The drivers of the gold price to $1920 (which it was on 26 July) and at an all-time high are still with us and were mentioned above in the response to Question 1. The reasons why people buy physical gold are still the same as they’ve always been.

Gold is financial insurance and a form of wealth preservation in times of crisis as of now. Physical gold is a tangible asset with inherent value that no counterparty risk, and that is scarce and difficult to mine. Remember that gold has been money for thousands of years as everyone in Vietnam instinctively knows. Gold acts as a store of value, an inflation hedge and a safe haven. The gold market is deep and liquid and you can buy and sell gold anytime around the world, as it’s a universally recognized asset. Gold is also a portfolio diversifier as its price is not very correlated with the prices of other financial asset.
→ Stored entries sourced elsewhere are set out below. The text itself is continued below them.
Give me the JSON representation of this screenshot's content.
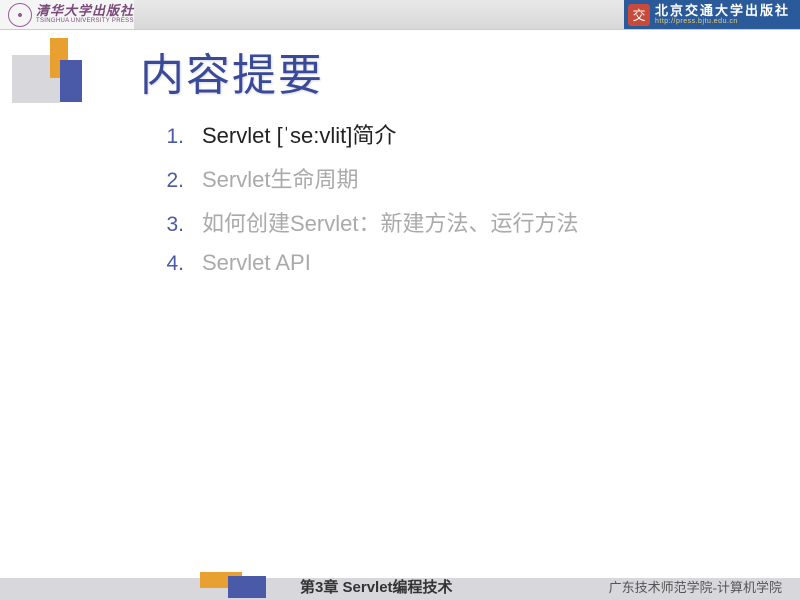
{
  "header": {
    "left_logo": {
      "cn": "清华大学出版社",
      "en": "TSINGHUA UNIVERSITY PRESS"
    },
    "right_logo": {
      "cn": "北京交通大学出版社",
      "en": "http://press.bjtu.edu.cn"
    }
  },
  "title": "内容提要",
  "items": [
    {
      "num": "1.",
      "text": "Servlet [ˈse:vlit]简介",
      "active": true
    },
    {
      "num": "2.",
      "text": "Servlet生命周期",
      "active": false
    },
    {
      "num": "3.",
      "text": "如何创建Servlet：新建方法、运行方法",
      "active": false
    },
    {
      "num": "4.",
      "text": "Servlet API",
      "active": false
    }
  ],
  "footer": {
    "chapter": "第3章 Servlet编程技术",
    "school": "广东技术师范学院-计算机学院"
  }
}
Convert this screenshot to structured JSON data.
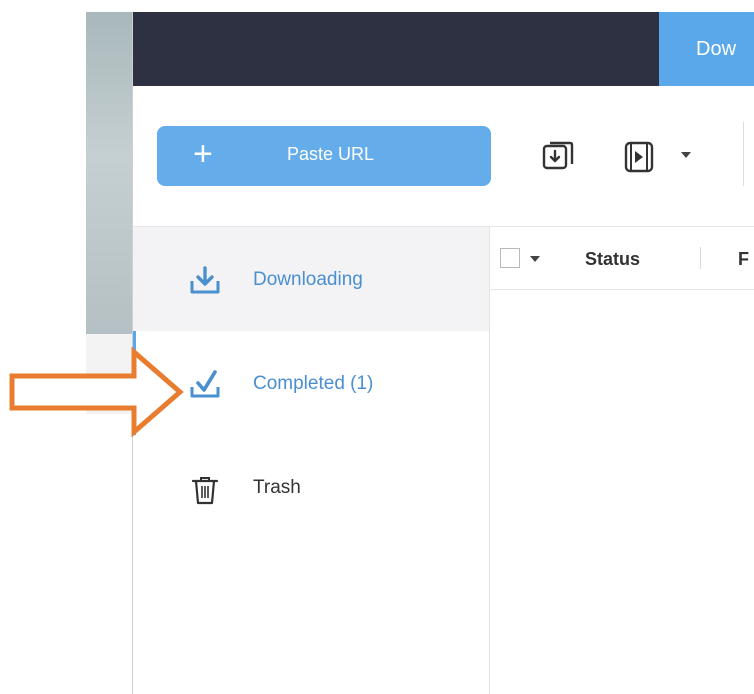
{
  "titlebar": {
    "tab_label": "Dow"
  },
  "toolbar": {
    "paste_url_label": "Paste URL",
    "plus_glyph": "+",
    "icons": [
      "download-box-icon",
      "video-download-icon"
    ]
  },
  "sidebar": {
    "items": [
      {
        "label": "Downloading",
        "icon": "download-icon",
        "color": "#4a8fd0",
        "active": true
      },
      {
        "label": "Completed (1)",
        "icon": "checkmark-icon",
        "color": "#4a8fd0",
        "active": false
      },
      {
        "label": "Trash",
        "icon": "trash-icon",
        "color": "#333333",
        "active": false
      }
    ]
  },
  "list": {
    "columns": [
      "Status",
      "F"
    ]
  },
  "colors": {
    "titlebar": "#2d3142",
    "accent": "#5aa7ea",
    "button": "#64acea",
    "annotation_arrow": "#e87d2f"
  }
}
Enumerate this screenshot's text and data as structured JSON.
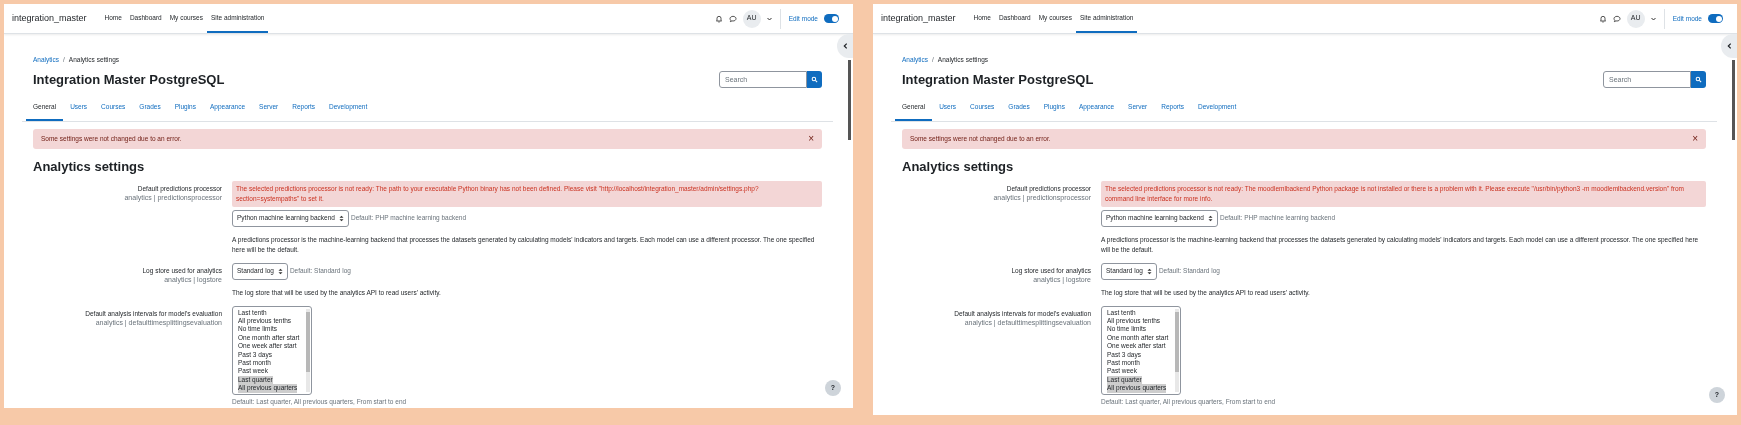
{
  "panels": [
    {
      "site_name": "integration_master",
      "nav": [
        {
          "label": "Home",
          "selected": false
        },
        {
          "label": "Dashboard",
          "selected": false
        },
        {
          "label": "My courses",
          "selected": false
        },
        {
          "label": "Site administration",
          "selected": true
        }
      ],
      "user_initials": "AU",
      "edit_mode": {
        "label": "Edit mode",
        "on": true
      },
      "breadcrumb": [
        {
          "label": "Analytics",
          "kind": "link"
        },
        {
          "label": "Analytics settings",
          "kind": "current"
        }
      ],
      "breadcrumb_separator": "/",
      "title": "Integration Master PostgreSQL",
      "search": {
        "placeholder": "Search"
      },
      "tabs": [
        {
          "label": "General",
          "selected": true
        },
        {
          "label": "Users",
          "selected": false
        },
        {
          "label": "Courses",
          "selected": false
        },
        {
          "label": "Grades",
          "selected": false
        },
        {
          "label": "Plugins",
          "selected": false
        },
        {
          "label": "Appearance",
          "selected": false
        },
        {
          "label": "Server",
          "selected": false
        },
        {
          "label": "Reports",
          "selected": false
        },
        {
          "label": "Development",
          "selected": false
        }
      ],
      "alert": {
        "message": "Some settings were not changed due to an error.",
        "close": "×"
      },
      "heading": "Analytics settings",
      "settings": [
        {
          "kind": "select",
          "label": "Default predictions processor",
          "key": "analytics | predictionsprocessor",
          "error": "The selected predictions processor is not ready: The path to your executable Python binary has not been defined. Please visit \"http://localhost/integration_master/admin/settings.php?section=systempaths\" to set it.",
          "value": "Python machine learning backend",
          "default": "Default: PHP machine learning backend",
          "description": "A predictions processor is the machine-learning backend that processes the datasets generated by calculating models' indicators and targets. Each model can use a different processor. The one specified here will be the default."
        },
        {
          "kind": "select",
          "label": "Log store used for analytics",
          "key": "analytics | logstore",
          "value": "Standard log",
          "default": "Default: Standard log",
          "description": "The log store that will be used by the analytics API to read users' activity."
        },
        {
          "kind": "listbox",
          "label": "Default analysis intervals for model's evaluation",
          "key": "analytics | defaulttimesplittingsevaluation",
          "options": [
            {
              "label": "Last tenth",
              "selected": false
            },
            {
              "label": "All previous tenths",
              "selected": false
            },
            {
              "label": "No time limits",
              "selected": false
            },
            {
              "label": "One month after start",
              "selected": false
            },
            {
              "label": "One week after start",
              "selected": false
            },
            {
              "label": "Past 3 days",
              "selected": false
            },
            {
              "label": "Past month",
              "selected": false
            },
            {
              "label": "Past week",
              "selected": false
            },
            {
              "label": "Last quarter",
              "selected": true
            },
            {
              "label": "All previous quarters",
              "selected": true
            }
          ],
          "default": "Default: Last quarter, All previous quarters, From start to end"
        }
      ],
      "help": "?"
    },
    {
      "site_name": "integration_master",
      "nav": [
        {
          "label": "Home",
          "selected": false
        },
        {
          "label": "Dashboard",
          "selected": false
        },
        {
          "label": "My courses",
          "selected": false
        },
        {
          "label": "Site administration",
          "selected": true
        }
      ],
      "user_initials": "AU",
      "edit_mode": {
        "label": "Edit mode",
        "on": true
      },
      "breadcrumb": [
        {
          "label": "Analytics",
          "kind": "link"
        },
        {
          "label": "Analytics settings",
          "kind": "current"
        }
      ],
      "breadcrumb_separator": "/",
      "title": "Integration Master PostgreSQL",
      "search": {
        "placeholder": "Search"
      },
      "tabs": [
        {
          "label": "General",
          "selected": true
        },
        {
          "label": "Users",
          "selected": false
        },
        {
          "label": "Courses",
          "selected": false
        },
        {
          "label": "Grades",
          "selected": false
        },
        {
          "label": "Plugins",
          "selected": false
        },
        {
          "label": "Appearance",
          "selected": false
        },
        {
          "label": "Server",
          "selected": false
        },
        {
          "label": "Reports",
          "selected": false
        },
        {
          "label": "Development",
          "selected": false
        }
      ],
      "alert": {
        "message": "Some settings were not changed due to an error.",
        "close": "×"
      },
      "heading": "Analytics settings",
      "settings": [
        {
          "kind": "select",
          "label": "Default predictions processor",
          "key": "analytics | predictionsprocessor",
          "error": "The selected predictions processor is not ready: The moodlemlbackend Python package is not installed or there is a problem with it. Please execute \"/usr/bin/python3 -m moodlemlbackend.version\" from command line interface for more info.",
          "value": "Python machine learning backend",
          "default": "Default: PHP machine learning backend",
          "description": "A predictions processor is the machine-learning backend that processes the datasets generated by calculating models' indicators and targets. Each model can use a different processor. The one specified here will be the default."
        },
        {
          "kind": "select",
          "label": "Log store used for analytics",
          "key": "analytics | logstore",
          "value": "Standard log",
          "default": "Default: Standard log",
          "description": "The log store that will be used by the analytics API to read users' activity."
        },
        {
          "kind": "listbox",
          "label": "Default analysis intervals for model's evaluation",
          "key": "analytics | defaulttimesplittingsevaluation",
          "options": [
            {
              "label": "Last tenth",
              "selected": false
            },
            {
              "label": "All previous tenths",
              "selected": false
            },
            {
              "label": "No time limits",
              "selected": false
            },
            {
              "label": "One month after start",
              "selected": false
            },
            {
              "label": "One week after start",
              "selected": false
            },
            {
              "label": "Past 3 days",
              "selected": false
            },
            {
              "label": "Past month",
              "selected": false
            },
            {
              "label": "Past week",
              "selected": false
            },
            {
              "label": "Last quarter",
              "selected": true
            },
            {
              "label": "All previous quarters",
              "selected": true
            }
          ],
          "default": "Default: Last quarter, All previous quarters, From start to end"
        }
      ],
      "help": "?"
    }
  ]
}
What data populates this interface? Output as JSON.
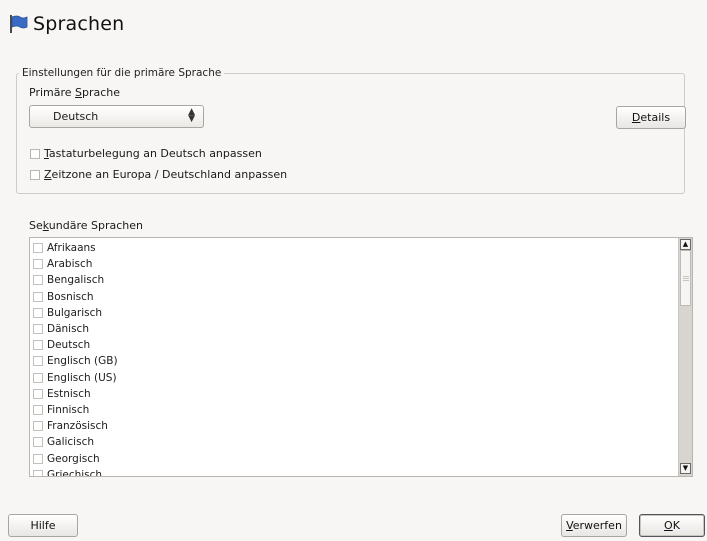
{
  "header": {
    "title": "Sprachen",
    "icon": "flag-icon"
  },
  "primary": {
    "group_label": "Einstellungen für die primäre Sprache",
    "language_label_pre": "Primäre ",
    "language_label_u": "S",
    "language_label_post": "prache",
    "selected": "Deutsch",
    "details_u": "D",
    "details_rest": "etails",
    "keyboard_u": "T",
    "keyboard_rest": "astaturbelegung an Deutsch anpassen",
    "timezone_u": "Z",
    "timezone_rest": "eitzone an Europa / Deutschland anpassen"
  },
  "secondary": {
    "label_pre": "Se",
    "label_u": "k",
    "label_post": "undäre Sprachen",
    "items": [
      "Afrikaans",
      "Arabisch",
      "Bengalisch",
      "Bosnisch",
      "Bulgarisch",
      "Dänisch",
      "Deutsch",
      "Englisch (GB)",
      "Englisch (US)",
      "Estnisch",
      "Finnisch",
      "Französisch",
      "Galicisch",
      "Georgisch",
      "Griechisch"
    ]
  },
  "footer": {
    "help": "Hilfe",
    "discard_u": "V",
    "discard_rest": "erwerfen",
    "ok_u": "O",
    "ok_rest": "K"
  },
  "colors": {
    "background": "#f7f6f5",
    "flag": "#3a6bc4"
  }
}
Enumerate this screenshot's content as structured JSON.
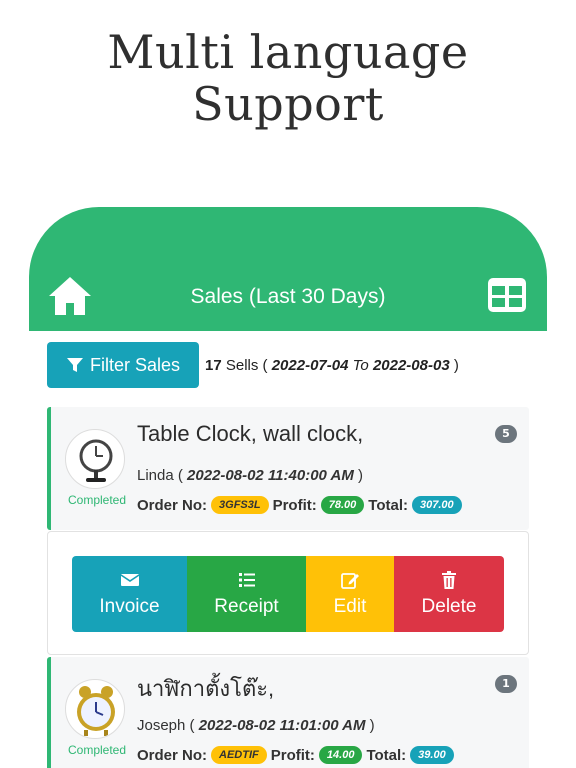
{
  "promo": {
    "line1": "Multi language",
    "line2": "Support"
  },
  "header": {
    "title": "Sales (Last 30 Days)",
    "home_icon": "home-icon",
    "grid_icon": "table-grid-icon",
    "color": "#2fb774"
  },
  "filter": {
    "button_label": "Filter Sales",
    "count": "17",
    "sells_word": "Sells",
    "open_paren": "(",
    "from_date": "2022-07-04",
    "to_word": "To",
    "to_date": "2022-08-03",
    "close_paren": ")"
  },
  "sales": [
    {
      "title": "Table Clock, wall clock,",
      "qty": "5",
      "status": "Completed",
      "customer": "Linda",
      "datetime": "2022-08-02 11:40:00 AM",
      "order_label": "Order No:",
      "order_no": "3GFS3L",
      "profit_label": "Profit:",
      "profit": "78.00",
      "total_label": "Total:",
      "total": "307.00"
    },
    {
      "title": "นาฬิกาตั้งโต๊ะ,",
      "qty": "1",
      "status": "Completed",
      "customer": "Joseph",
      "datetime": "2022-08-02 11:01:00 AM",
      "order_label": "Order No:",
      "order_no": "AEDTIF",
      "profit_label": "Profit:",
      "profit": "14.00",
      "total_label": "Total:",
      "total": "39.00"
    }
  ],
  "actions": {
    "invoice": "Invoice",
    "receipt": "Receipt",
    "edit": "Edit",
    "delete": "Delete"
  },
  "colors": {
    "accent": "#2fb774",
    "info": "#17a2b8",
    "success": "#28a745",
    "warning": "#ffc107",
    "danger": "#dc3545"
  }
}
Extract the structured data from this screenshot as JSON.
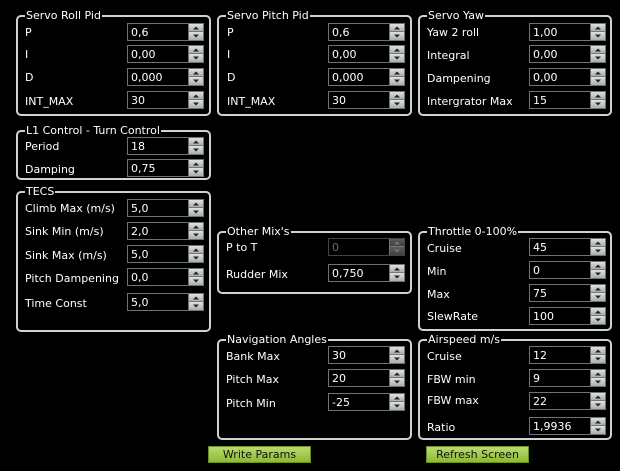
{
  "servo_roll_pid": {
    "title": "Servo Roll Pid",
    "p_label": "P",
    "p": "0,6",
    "i_label": "I",
    "i": "0,00",
    "d_label": "D",
    "d": "0,000",
    "int_max_label": "INT_MAX",
    "int_max": "30"
  },
  "servo_pitch_pid": {
    "title": "Servo Pitch Pid",
    "p_label": "P",
    "p": "0,6",
    "i_label": "I",
    "i": "0,00",
    "d_label": "D",
    "d": "0,000",
    "int_max_label": "INT_MAX",
    "int_max": "30"
  },
  "servo_yaw": {
    "title": "Servo Yaw",
    "yaw2roll_label": "Yaw 2 roll",
    "yaw2roll": "1,00",
    "integral_label": "Integral",
    "integral": "0,00",
    "dampening_label": "Dampening",
    "dampening": "0,00",
    "integrator_max_label": "Intergrator Max",
    "integrator_max": "15"
  },
  "l1_control": {
    "title": "L1 Control - Turn Control",
    "period_label": "Period",
    "period": "18",
    "damping_label": "Damping",
    "damping": "0,75"
  },
  "tecs": {
    "title": "TECS",
    "climb_max_label": "Climb Max (m/s)",
    "climb_max": "5,0",
    "sink_min_label": "Sink Min (m/s)",
    "sink_min": "2,0",
    "sink_max_label": "Sink Max (m/s)",
    "sink_max": "5,0",
    "pitch_damp_label": "Pitch Dampening",
    "pitch_damp": "0,0",
    "time_const_label": "Time Const",
    "time_const": "5,0"
  },
  "other_mix": {
    "title": "Other Mix's",
    "p_to_t_label": "P to T",
    "p_to_t": "0",
    "rudder_mix_label": "Rudder Mix",
    "rudder_mix": "0,750"
  },
  "throttle": {
    "title": "Throttle 0-100%",
    "cruise_label": "Cruise",
    "cruise": "45",
    "min_label": "Min",
    "min": "0",
    "max_label": "Max",
    "max": "75",
    "slewrate_label": "SlewRate",
    "slewrate": "100"
  },
  "nav_angles": {
    "title": "Navigation Angles",
    "bank_max_label": "Bank Max",
    "bank_max": "30",
    "pitch_max_label": "Pitch Max",
    "pitch_max": "20",
    "pitch_min_label": "Pitch Min",
    "pitch_min": "-25"
  },
  "airspeed": {
    "title": "Airspeed m/s",
    "cruise_label": "Cruise",
    "cruise": "12",
    "fbw_min_label": "FBW min",
    "fbw_min": "9",
    "fbw_max_label": "FBW max",
    "fbw_max": "22",
    "ratio_label": "Ratio",
    "ratio": "1,9936"
  },
  "buttons": {
    "write_params": "Write Params",
    "refresh_screen": "Refresh Screen"
  }
}
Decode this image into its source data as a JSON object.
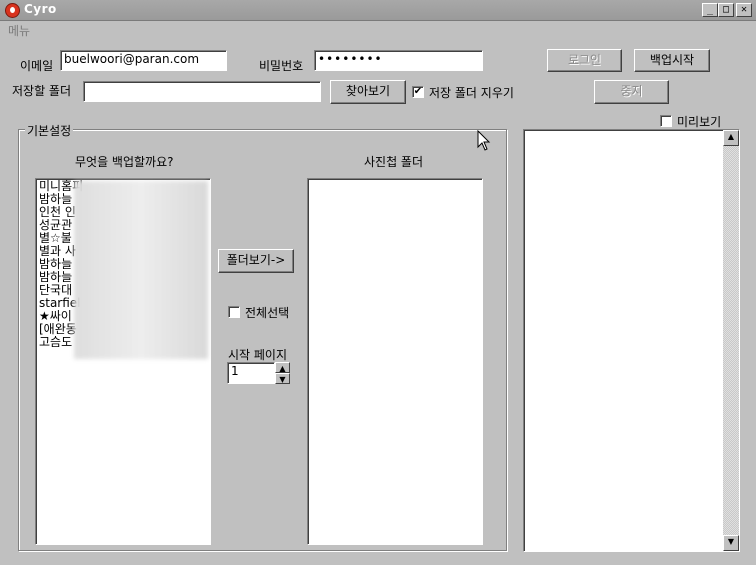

When could the gold prices drop?

While the gold price could go through some short-term corrections, the breakout to new all-time highs looks to be indicating that the price will go a lot higher. Throw into the mix the possibility that gold will become the anchor of a new international monetary system and the prize reserve asset on central bank balance sheets, and the magnets pulling the gold price higher would appear to be far stronger than those trying to pull the gold price lower.

Compared with the shock of gold prices in 2011, the current strong rise in gold prices is not dominated by fear. Instead, the support of the gold price is stronger and more sustainable.

Zing News article about the gold price, 31 July 2020

Conclusion

Since the 26 July when the above was written, the US dollar gold price first rose by $150 from $1920 to a high of $2070 on 6 August, followed by a correction which intensified on 11 August bringing the price back down to the $1920 region.

What took nearly 2 weeks to go up, has now unwound in a matter of 2-3 days. But sometimes this is the nature of corrections, quick and extreme.

Corrections are healthy and form stronger support. Markets never continually move in one direction. By 6 August gold had been up fourteen sessions out of fifteen. It was due for some down days. With the gold price determined in the COMEX trade matching servers of the CME and the OTC servers of the LBMA banks and brokers in London, most people by now are accustomed to waterfall cascades in the spot gold price, because as we mention often here, the spot “gold price” is a screen gold feed of interbank synthetic and derivatives trades.

Everything written above for the Zing News articles is still relevant. The reasons the gold price is on a rising trajectory are still the same. Confidence in paper assets (including paper gold products) is falling. Indeed, with the gold price back at the price range where it was just over 2 weeks ago, you could say its déjà vu all over again. The only difference this time around is that we have seen the volatile swings what the gold price is capable of, both on the up and downside, as new support and resistance is mapped out. Increasingly, $100 moves will become commonplace as the gold price goes higher. This is something that James Sinclair predicted at least 13 years ago.